Effect of initial suction on the stiffness and strength of densely compacted Gaomiaozi bentonite

Abstract

Knowledge of the mechanical properties of compacted bentonite is essential to assessing the performance of an engineered barrier system in a high-level radioactive waste repository. In this study, direct shear tests and uniaxial compression tests were conducted on compacted Gaomiaozi bentonite with a dry density of 1.7 g/cm3 to investigate its stiffness and strength characteristics at various initial suction levels. Specimens were found to exhibit brittle failure within an initial suction range of 11–223 MPa. The peak shear strength and shear modulus were found to increase with increasing initial suction and to begin to decrease at an initial suction of 126 MPa. The residual shear strength was found to increase with increasing initial suction within 11–223 MPa. The uniaxial compressive strength and elastic modulus were found to increase with increasing initial suction and to begin to decrease at an initial suction of 62 MPa. Models were developed to predict the stiffness and strength of the specimens as a function of the initial suction and effective stress parameter (χ). For the peak shear strength, shear modulus, uniaxial compressive strength, and elastic modulus, using the degree of saturation (Sr) and effective degree of saturation (Se) in place of χ produced the same trends which diverged from the test results at initial suction levels lower than 12 MPa and higher than 126 MPa. However, using Sr and Se in place of χ reasonably reproduced the residual shear strength within an initial suction range of 11–223 MPa. In contrast, using (Sr)α (Sr raised to an exponent α) in place of χ reproduced the test results well.
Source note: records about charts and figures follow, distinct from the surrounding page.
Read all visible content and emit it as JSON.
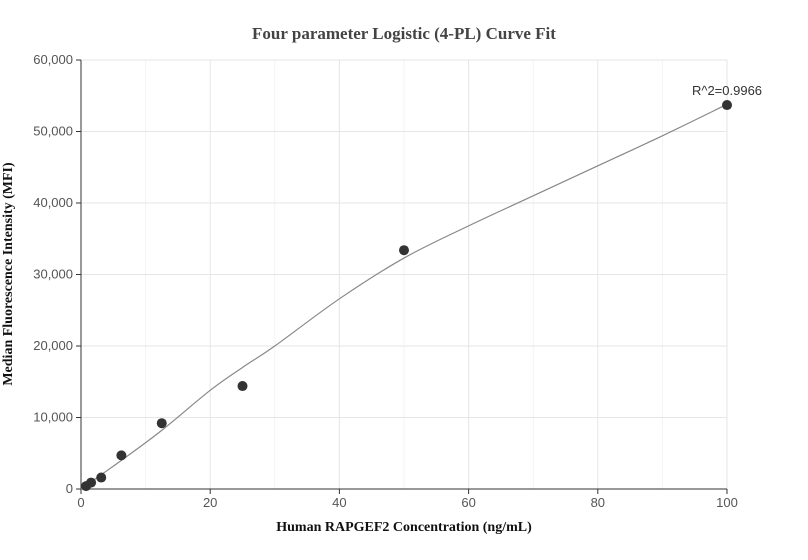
{
  "chart_data": {
    "type": "scatter",
    "title": "Four parameter Logistic (4-PL) Curve Fit",
    "xlabel": "Human RAPGEF2 Concentration (ng/mL)",
    "ylabel": "Median Fluorescence Intensity (MFI)",
    "xlim": [
      0,
      100
    ],
    "ylim": [
      0,
      60000
    ],
    "x_ticks": [
      0,
      20,
      40,
      60,
      80,
      100
    ],
    "x_tick_labels": [
      "0",
      "20",
      "40",
      "60",
      "80",
      "100"
    ],
    "y_ticks": [
      0,
      10000,
      20000,
      30000,
      40000,
      50000,
      60000
    ],
    "y_tick_labels": [
      "0",
      "10,000",
      "20,000",
      "30,000",
      "40,000",
      "50,000",
      "60,000"
    ],
    "grid": true,
    "points": {
      "x": [
        0.78,
        1.56,
        3.13,
        6.25,
        12.5,
        25,
        50,
        100
      ],
      "y": [
        400,
        900,
        1600,
        4700,
        9200,
        14400,
        33400,
        53700
      ]
    },
    "fit_curve": {
      "x": [
        0,
        3.13,
        6.25,
        12.5,
        20,
        25,
        30,
        40,
        50,
        60,
        70,
        80,
        90,
        100
      ],
      "y": [
        0,
        2000,
        4000,
        8200,
        13800,
        17000,
        20000,
        26600,
        32300,
        36800,
        41000,
        45200,
        49400,
        53800
      ]
    },
    "annotation": "R^2=0.9966"
  }
}
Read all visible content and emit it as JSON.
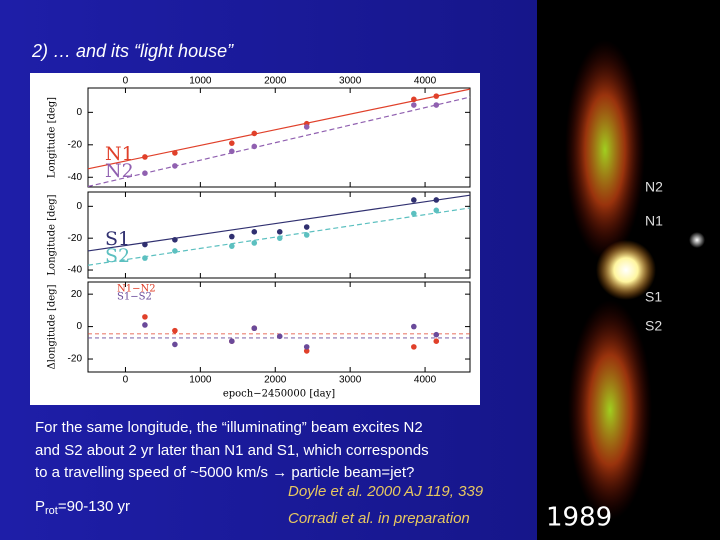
{
  "slide": {
    "title": "2) … and its “light house”",
    "body": [
      "For the same longitude, the  “illuminating” beam excites N2",
      "and S2 about 2 yr later than N1 and S1, which corresponds",
      "to a travelling speed of ~5000 km/s → particle beam=jet?"
    ],
    "references": [
      "Doyle et al. 2000 AJ 119, 339",
      "Corradi et al. in preparation"
    ],
    "period": {
      "symbol": "P",
      "subscript": "rot",
      "text": "=90-130 yr"
    },
    "image_labels": [
      "N2",
      "N1",
      "S1",
      "S2"
    ],
    "image_year": "1989"
  },
  "chart_data": [
    {
      "type": "scatter",
      "ylabel": "Longitude [deg]",
      "xlim": [
        -500,
        4600
      ],
      "xticks": [
        0,
        1000,
        2000,
        3000,
        4000
      ],
      "ylim": [
        -46,
        15
      ],
      "yticks": [
        0,
        -20,
        -40
      ],
      "series": [
        {
          "name": "N1",
          "color": "#e0402a",
          "x": [
            260,
            660,
            1420,
            1720,
            2420,
            3850,
            4150
          ],
          "values": [
            -27.5,
            -25,
            -19,
            -13,
            -7,
            8,
            10
          ],
          "fit": {
            "x": [
              -500,
              4600
            ],
            "values": [
              -34.8,
              14.3
            ]
          }
        },
        {
          "name": "N2",
          "color": "#9060b0",
          "x": [
            260,
            660,
            1420,
            1720,
            2420,
            3850,
            4150
          ],
          "values": [
            -37.5,
            -33,
            -24,
            -21,
            -9,
            4.5,
            4.5
          ],
          "fit": {
            "x": [
              -500,
              4600
            ],
            "values": [
              -45.7,
              9.4
            ]
          }
        }
      ]
    },
    {
      "type": "scatter",
      "ylabel": "Longitude [deg]",
      "xlim": [
        -500,
        4600
      ],
      "xticks": [
        0,
        1000,
        2000,
        3000,
        4000
      ],
      "ylim": [
        -45,
        9
      ],
      "yticks": [
        0,
        -20,
        -40
      ],
      "series": [
        {
          "name": "S1",
          "color": "#303070",
          "x": [
            260,
            660,
            1420,
            1720,
            2060,
            2420,
            3850,
            4150
          ],
          "values": [
            -24,
            -21,
            -19,
            -16,
            -16,
            -13,
            4,
            4
          ],
          "fit": {
            "x": [
              -500,
              4600
            ],
            "values": [
              -28,
              7
            ]
          }
        },
        {
          "name": "S2",
          "color": "#5cc0c0",
          "x": [
            260,
            660,
            1420,
            1720,
            2060,
            2420,
            3850,
            4150
          ],
          "values": [
            -32.5,
            -28,
            -25,
            -23,
            -20,
            -18,
            -4.5,
            -2.5
          ],
          "fit": {
            "x": [
              -500,
              4600
            ],
            "values": [
              -37,
              -1
            ]
          }
        }
      ]
    },
    {
      "type": "scatter",
      "ylabel": "Δlongitude [deg]",
      "xlabel": "epoch−2450000 [day]",
      "xlim": [
        -500,
        4600
      ],
      "xticks": [
        0,
        1000,
        2000,
        3000,
        4000
      ],
      "ylim": [
        -28,
        27.5
      ],
      "yticks": [
        20,
        0,
        -20
      ],
      "series": [
        {
          "name": "N1−N2",
          "color": "#e0402a",
          "x": [
            260,
            660,
            1420,
            1720,
            2420,
            3850,
            4150
          ],
          "values": [
            6,
            -2.5,
            -9,
            -1,
            -15,
            -12.5,
            -9
          ],
          "level": -4.5
        },
        {
          "name": "S1−S2",
          "color": "#6a4a9a",
          "x": [
            260,
            660,
            1420,
            1720,
            2060,
            2420,
            3850,
            4150
          ],
          "values": [
            1,
            -11,
            -9,
            -1,
            -6,
            -12.5,
            0,
            -5
          ],
          "level": -7
        }
      ]
    }
  ]
}
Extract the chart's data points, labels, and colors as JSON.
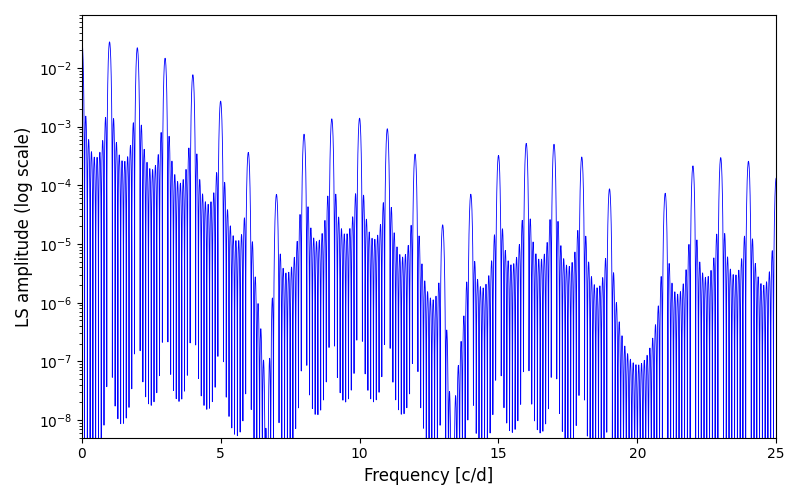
{
  "title": "",
  "xlabel": "Frequency [c/d]",
  "ylabel": "LS amplitude (log scale)",
  "line_color": "#0000ff",
  "line_width": 0.6,
  "xmin": 0,
  "xmax": 25,
  "ymin": 5e-09,
  "ymax": 0.08,
  "figsize": [
    8.0,
    5.0
  ],
  "dpi": 100,
  "yscale": "log",
  "freq_max": 25.0,
  "n_points": 8000
}
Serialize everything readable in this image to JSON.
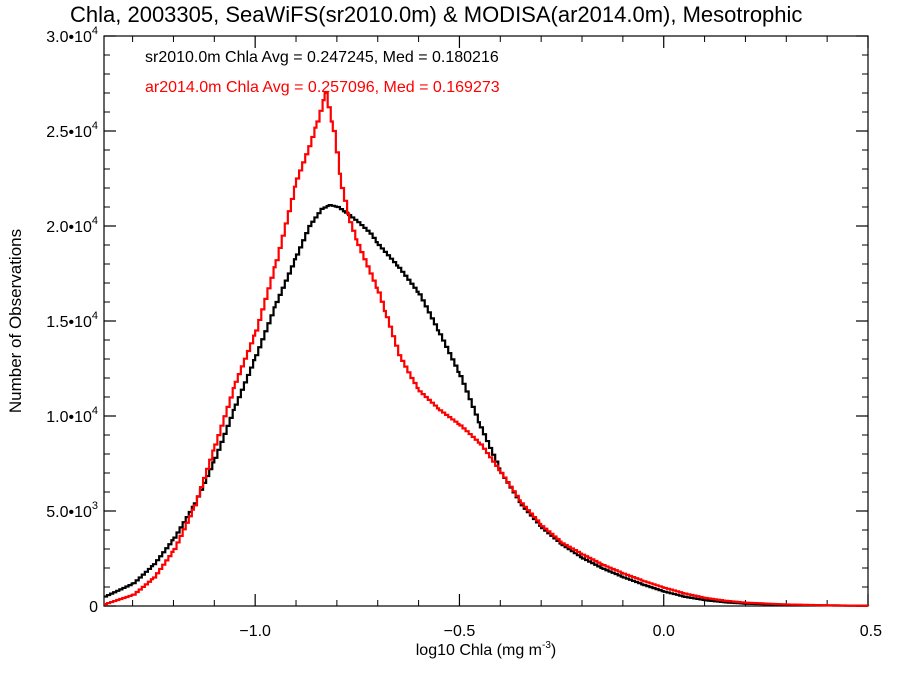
{
  "chart_data": {
    "type": "line",
    "title": "Chla, 2003305, SeaWiFS(sr2010.0m) & MODISA(ar2014.0m), Mesotrophic",
    "xlabel": "log10 Chla (mg m",
    "xlabel_sup": "-3",
    "xlabel_end": ")",
    "ylabel": "Number of Observations",
    "xlim": [
      -1.37,
      0.5
    ],
    "ylim": [
      0,
      30000
    ],
    "x_ticks": [
      {
        "value": -1.0,
        "label": "−1.0"
      },
      {
        "value": -0.5,
        "label": "−0.5"
      },
      {
        "value": 0.0,
        "label": "0.0"
      },
      {
        "value": 0.5,
        "label": "0.5"
      }
    ],
    "y_ticks": [
      {
        "value": 0,
        "mantissa": "0",
        "exp": ""
      },
      {
        "value": 5000,
        "mantissa": "5.0•10",
        "exp": "3"
      },
      {
        "value": 10000,
        "mantissa": "1.0•10",
        "exp": "4"
      },
      {
        "value": 15000,
        "mantissa": "1.5•10",
        "exp": "4"
      },
      {
        "value": 20000,
        "mantissa": "2.0•10",
        "exp": "4"
      },
      {
        "value": 25000,
        "mantissa": "2.5•10",
        "exp": "4"
      },
      {
        "value": 30000,
        "mantissa": "3.0•10",
        "exp": "4"
      }
    ],
    "annotations": [
      {
        "text": "sr2010.0m Chla Avg = 0.247245, Med = 0.180216",
        "color": "#000000"
      },
      {
        "text": "ar2014.0m Chla Avg = 0.257096, Med = 0.169273",
        "color": "#ff0000"
      }
    ],
    "series": [
      {
        "name": "sr2010.0m",
        "color": "#000000",
        "points": [
          [
            -1.37,
            500
          ],
          [
            -1.3,
            1200
          ],
          [
            -1.25,
            2200
          ],
          [
            -1.2,
            3600
          ],
          [
            -1.15,
            5400
          ],
          [
            -1.1,
            7800
          ],
          [
            -1.05,
            10600
          ],
          [
            -1.0,
            13200
          ],
          [
            -0.95,
            16000
          ],
          [
            -0.9,
            18500
          ],
          [
            -0.87,
            20000
          ],
          [
            -0.84,
            20900
          ],
          [
            -0.82,
            21100
          ],
          [
            -0.8,
            21000
          ],
          [
            -0.78,
            20700
          ],
          [
            -0.75,
            20200
          ],
          [
            -0.72,
            19600
          ],
          [
            -0.7,
            19000
          ],
          [
            -0.65,
            17800
          ],
          [
            -0.6,
            16400
          ],
          [
            -0.55,
            14300
          ],
          [
            -0.5,
            12100
          ],
          [
            -0.45,
            9400
          ],
          [
            -0.4,
            7000
          ],
          [
            -0.35,
            5300
          ],
          [
            -0.3,
            4100
          ],
          [
            -0.25,
            3200
          ],
          [
            -0.2,
            2500
          ],
          [
            -0.15,
            1950
          ],
          [
            -0.1,
            1500
          ],
          [
            -0.05,
            1100
          ],
          [
            0.0,
            750
          ],
          [
            0.05,
            480
          ],
          [
            0.1,
            300
          ],
          [
            0.15,
            190
          ],
          [
            0.2,
            120
          ],
          [
            0.3,
            60
          ],
          [
            0.4,
            30
          ],
          [
            0.5,
            10
          ]
        ]
      },
      {
        "name": "ar2014.0m",
        "color": "#ff0000",
        "points": [
          [
            -1.37,
            100
          ],
          [
            -1.3,
            600
          ],
          [
            -1.25,
            1500
          ],
          [
            -1.2,
            3000
          ],
          [
            -1.15,
            5300
          ],
          [
            -1.1,
            8500
          ],
          [
            -1.05,
            11800
          ],
          [
            -1.0,
            14500
          ],
          [
            -0.95,
            18200
          ],
          [
            -0.9,
            22500
          ],
          [
            -0.87,
            24200
          ],
          [
            -0.85,
            25500
          ],
          [
            -0.83,
            27000
          ],
          [
            -0.81,
            25000
          ],
          [
            -0.79,
            22000
          ],
          [
            -0.77,
            20200
          ],
          [
            -0.75,
            19000
          ],
          [
            -0.72,
            17500
          ],
          [
            -0.7,
            16500
          ],
          [
            -0.68,
            15200
          ],
          [
            -0.65,
            13200
          ],
          [
            -0.62,
            12000
          ],
          [
            -0.6,
            11300
          ],
          [
            -0.55,
            10300
          ],
          [
            -0.5,
            9500
          ],
          [
            -0.45,
            8500
          ],
          [
            -0.4,
            7000
          ],
          [
            -0.35,
            5400
          ],
          [
            -0.3,
            4200
          ],
          [
            -0.25,
            3300
          ],
          [
            -0.2,
            2700
          ],
          [
            -0.15,
            2150
          ],
          [
            -0.1,
            1700
          ],
          [
            -0.05,
            1300
          ],
          [
            0.0,
            950
          ],
          [
            0.05,
            650
          ],
          [
            0.1,
            420
          ],
          [
            0.15,
            270
          ],
          [
            0.2,
            170
          ],
          [
            0.3,
            80
          ],
          [
            0.4,
            35
          ],
          [
            0.5,
            10
          ]
        ]
      }
    ]
  }
}
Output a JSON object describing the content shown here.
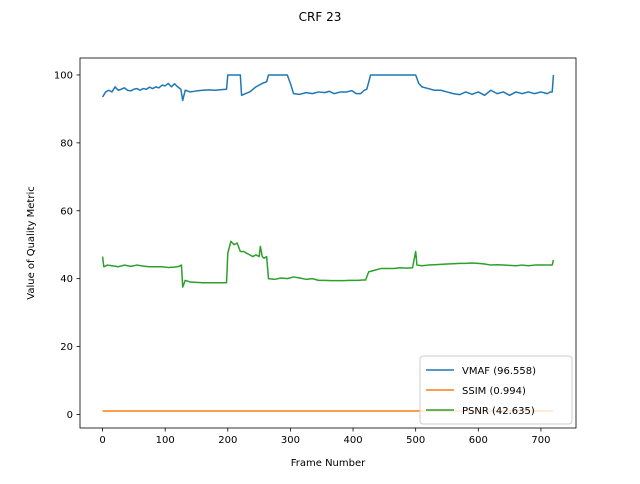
{
  "chart_data": {
    "type": "line",
    "title": "CRF 23",
    "xlabel": "Frame Number",
    "ylabel": "Value of Quality Metric",
    "xlim": [
      -36,
      756
    ],
    "ylim": [
      -4,
      105
    ],
    "xticks": [
      0,
      100,
      200,
      300,
      400,
      500,
      600,
      700
    ],
    "yticks": [
      0,
      20,
      40,
      60,
      80,
      100
    ],
    "grid": false,
    "legend_position": "lower right",
    "series": [
      {
        "name": "VMAF (96.558)",
        "color": "#1f77b4",
        "points": [
          [
            0,
            93.5
          ],
          [
            5,
            95
          ],
          [
            10,
            95.5
          ],
          [
            15,
            95
          ],
          [
            20,
            96.5
          ],
          [
            25,
            95.5
          ],
          [
            30,
            95.8
          ],
          [
            35,
            96.2
          ],
          [
            40,
            95.5
          ],
          [
            45,
            95.3
          ],
          [
            50,
            95.8
          ],
          [
            55,
            96
          ],
          [
            60,
            95.5
          ],
          [
            65,
            96
          ],
          [
            70,
            95.8
          ],
          [
            75,
            96.4
          ],
          [
            80,
            96
          ],
          [
            85,
            96.5
          ],
          [
            90,
            96.2
          ],
          [
            95,
            97
          ],
          [
            100,
            96.8
          ],
          [
            105,
            97.5
          ],
          [
            110,
            96.5
          ],
          [
            115,
            97.4
          ],
          [
            120,
            96.5
          ],
          [
            125,
            95.8
          ],
          [
            128,
            92.5
          ],
          [
            132,
            95.5
          ],
          [
            140,
            95
          ],
          [
            150,
            95.3
          ],
          [
            160,
            95.5
          ],
          [
            170,
            95.6
          ],
          [
            180,
            95.5
          ],
          [
            190,
            95.7
          ],
          [
            198,
            95.8
          ],
          [
            200,
            100
          ],
          [
            215,
            100
          ],
          [
            220,
            100
          ],
          [
            222,
            94
          ],
          [
            228,
            94.5
          ],
          [
            235,
            95
          ],
          [
            245,
            96.5
          ],
          [
            255,
            97.5
          ],
          [
            262,
            98
          ],
          [
            265,
            100
          ],
          [
            295,
            100
          ],
          [
            300,
            97.5
          ],
          [
            305,
            94.5
          ],
          [
            315,
            94.3
          ],
          [
            325,
            94.8
          ],
          [
            335,
            94.5
          ],
          [
            345,
            95
          ],
          [
            355,
            94.8
          ],
          [
            362,
            95.2
          ],
          [
            370,
            94.5
          ],
          [
            380,
            95
          ],
          [
            390,
            95
          ],
          [
            398,
            95.4
          ],
          [
            405,
            94.5
          ],
          [
            412,
            94.5
          ],
          [
            418,
            95.5
          ],
          [
            422,
            95.8
          ],
          [
            428,
            100
          ],
          [
            450,
            100
          ],
          [
            480,
            100
          ],
          [
            500,
            100
          ],
          [
            505,
            97.5
          ],
          [
            510,
            96.5
          ],
          [
            520,
            96
          ],
          [
            530,
            95.5
          ],
          [
            540,
            95.5
          ],
          [
            550,
            95
          ],
          [
            560,
            94.5
          ],
          [
            570,
            94.2
          ],
          [
            580,
            95
          ],
          [
            590,
            94.3
          ],
          [
            600,
            95
          ],
          [
            610,
            94
          ],
          [
            620,
            95.5
          ],
          [
            630,
            94.5
          ],
          [
            640,
            95
          ],
          [
            650,
            94
          ],
          [
            660,
            95
          ],
          [
            670,
            94.5
          ],
          [
            680,
            95
          ],
          [
            690,
            94.5
          ],
          [
            700,
            95
          ],
          [
            710,
            94.5
          ],
          [
            715,
            95
          ],
          [
            718,
            95
          ],
          [
            720,
            100
          ]
        ]
      },
      {
        "name": "SSIM (0.994)",
        "color": "#ff7f0e",
        "points": [
          [
            0,
            1
          ],
          [
            100,
            1
          ],
          [
            200,
            1
          ],
          [
            300,
            1
          ],
          [
            400,
            1
          ],
          [
            500,
            1
          ],
          [
            600,
            1
          ],
          [
            700,
            1
          ],
          [
            720,
            1
          ]
        ]
      },
      {
        "name": "PSNR (42.635)",
        "color": "#2ca02c",
        "points": [
          [
            0,
            46.5
          ],
          [
            2,
            43.5
          ],
          [
            8,
            44
          ],
          [
            15,
            43.8
          ],
          [
            25,
            43.5
          ],
          [
            35,
            44
          ],
          [
            45,
            43.6
          ],
          [
            55,
            44
          ],
          [
            65,
            43.7
          ],
          [
            75,
            43.5
          ],
          [
            85,
            43.5
          ],
          [
            95,
            43.5
          ],
          [
            105,
            43.3
          ],
          [
            115,
            43.4
          ],
          [
            122,
            43.6
          ],
          [
            126,
            44
          ],
          [
            128,
            37.5
          ],
          [
            132,
            39.5
          ],
          [
            140,
            39
          ],
          [
            150,
            38.9
          ],
          [
            160,
            38.8
          ],
          [
            170,
            38.8
          ],
          [
            180,
            38.8
          ],
          [
            190,
            38.8
          ],
          [
            198,
            38.8
          ],
          [
            200,
            47.5
          ],
          [
            205,
            51
          ],
          [
            210,
            50
          ],
          [
            215,
            50.5
          ],
          [
            220,
            48
          ],
          [
            225,
            48
          ],
          [
            230,
            47.5
          ],
          [
            235,
            47
          ],
          [
            240,
            46.5
          ],
          [
            245,
            47
          ],
          [
            250,
            46.5
          ],
          [
            252,
            49.5
          ],
          [
            255,
            46.5
          ],
          [
            258,
            46
          ],
          [
            262,
            46.5
          ],
          [
            265,
            40
          ],
          [
            275,
            39.8
          ],
          [
            285,
            40.2
          ],
          [
            295,
            40
          ],
          [
            305,
            40.5
          ],
          [
            315,
            40.2
          ],
          [
            325,
            39.8
          ],
          [
            335,
            40
          ],
          [
            345,
            39.5
          ],
          [
            355,
            39.5
          ],
          [
            365,
            39.4
          ],
          [
            375,
            39.4
          ],
          [
            385,
            39.4
          ],
          [
            395,
            39.5
          ],
          [
            402,
            39.5
          ],
          [
            408,
            39.5
          ],
          [
            415,
            39.6
          ],
          [
            420,
            39.6
          ],
          [
            425,
            42
          ],
          [
            435,
            42.5
          ],
          [
            445,
            43
          ],
          [
            455,
            43
          ],
          [
            465,
            43
          ],
          [
            475,
            43.2
          ],
          [
            485,
            43.1
          ],
          [
            495,
            43.2
          ],
          [
            500,
            48
          ],
          [
            502,
            44
          ],
          [
            510,
            43.8
          ],
          [
            520,
            44
          ],
          [
            530,
            44.1
          ],
          [
            540,
            44.2
          ],
          [
            550,
            44.3
          ],
          [
            560,
            44.4
          ],
          [
            570,
            44.5
          ],
          [
            580,
            44.5
          ],
          [
            590,
            44.6
          ],
          [
            600,
            44.5
          ],
          [
            610,
            44.3
          ],
          [
            620,
            44
          ],
          [
            630,
            44.1
          ],
          [
            640,
            44
          ],
          [
            650,
            43.9
          ],
          [
            660,
            43.8
          ],
          [
            670,
            44
          ],
          [
            680,
            43.8
          ],
          [
            690,
            44
          ],
          [
            700,
            44
          ],
          [
            710,
            44
          ],
          [
            715,
            44
          ],
          [
            718,
            44
          ],
          [
            720,
            45.5
          ]
        ]
      }
    ]
  }
}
For the peak shear strength, shear modulus, uniaxial compressive strength, and elastic modulus, the simulations required a value of 2.4 for the α. For the residual shear strength, the best value of α was 1.0. Based on the testing method and model approach developed in this study, the evolution of the stiffness and strength of compacted bentonite along wetting and drying paths can be further explored.